The signs are understood to have been erected over the Easter period, alongside others bearing slogans such as ‘Sniper at Work’, ‘Join the IRA’, and simply ‘IRA’.
Mr Middleton said he had no doubt the people living in the Bogside would like to see the signs removed but said individual local residents would likely be too fearful to take it upon themselves to remove them.
The most worrying of the signs, he said, is the sign depicting a PSNI officer with a target on his back.
“The most sinister is certainly the one with the PSNI officer,” he told the News Letter. “It is deeply offensive and it is incitement to hatred.
“It’s a clear offence.
“It’s obviously encouraging the murder of police officers and that’s something that is completely unacceptable.
“I have no doubt the people in the community will find that unacceptable but it is very difficult for local people to stand up against those who are advocating violence and terrorism.”

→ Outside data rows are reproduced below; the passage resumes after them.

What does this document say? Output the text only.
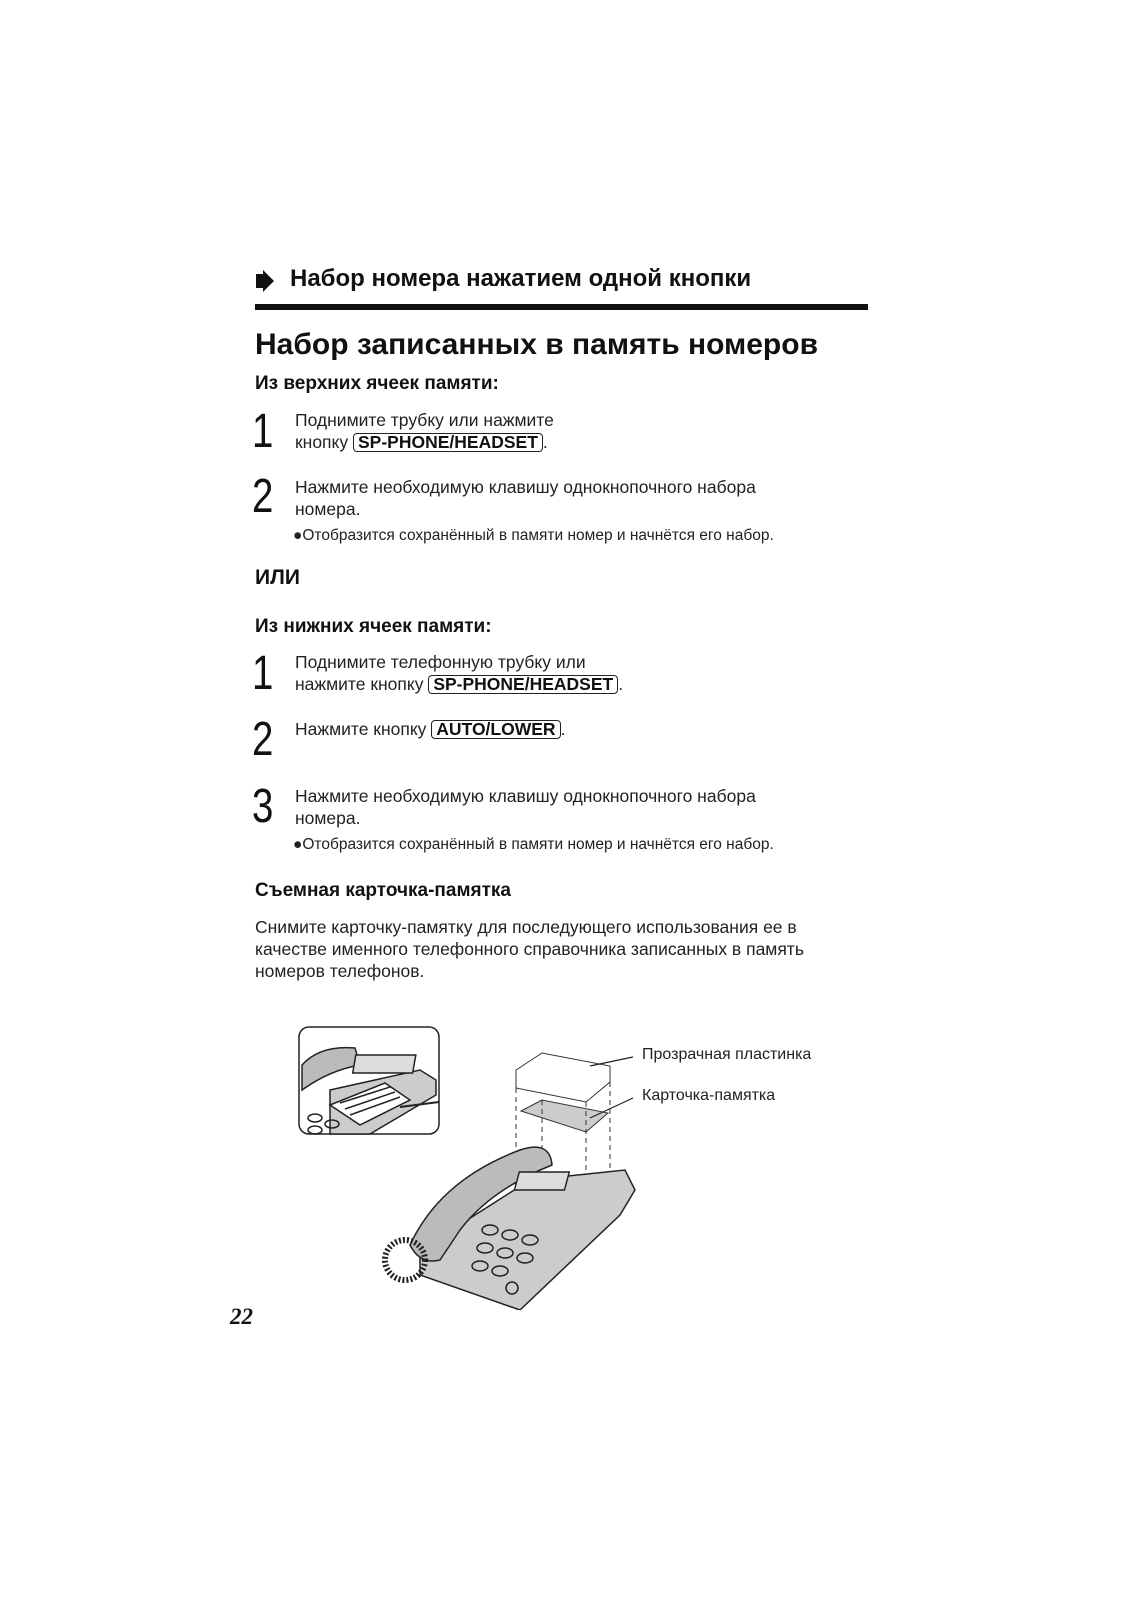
Набор номера нажатием одной кнопки
Набор записанных в память номеров
Из верхних ячеек памяти:
1 Поднимите трубку или нажмите
кнопку SP-PHONE/HEADSET .
2 Нажмите необходимую клавишу однокнопочного набора
номера.
●Отобразится сохранённый в памяти номер и начнётся его набор.
ИЛИ
Из нижних ячеек памяти:
1 Поднимите телефонную трубку или
нажмите кнопку SP-PHONE/HEADSET .
2 Нажмите кнопку AUTO/LOWER .
3 Нажмите необходимую клавишу однокнопочного набора
номера.
●Отобразится сохранённый в памяти номер и начнётся его набор.
Съемная карточка-памятка
Снимите карточку-памятку для последующего использования ее в
качестве именного телефонного справочника записанных в память
номеров телефонов.
Прозрачная пластинка
Карточка-памятка
22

Mr Middleton said the intention of those who erected the signs, in addition to the targeting of PSNI officers, is to discourage Catholics from joining the police.
Catholics make up about 31% of PSNI officers (up from around 8% at the turn of the millennium).
In the last several years Catholic officers have been specifically targeted by republicans, leading to the deaths of Stephen Carroll – shot dead in Craigavon in 2009 by the Continuity IRA – and Ronan Kerr – killed by a ‘New IRA’ car bombing in Omagh in 2011).
There was also the horrific maiming of Gaelie speaking police officer Peadar Heffron when a bomb exploded under his car in January 2010 in Randalstown.
Mr Middleton added: “I have no doubt that is the intention of the people who put that sign up – to not only single out PSNI officers but to send a message to those who might want to join the PSNI that they shouldn’t do so and, if they do, their lives are going to be at risk.
“Obviously that is concerning and it is going against the grain of what the PSNI are trying to do at this moment in time, in seeking to encourage Catholics who might wish to become police officers to join up.”
He added: “Joining the PSNI is a job which, while obviously it is not without its risks, is about protecting the community, serving the community – the opposite of those who put the posters up.”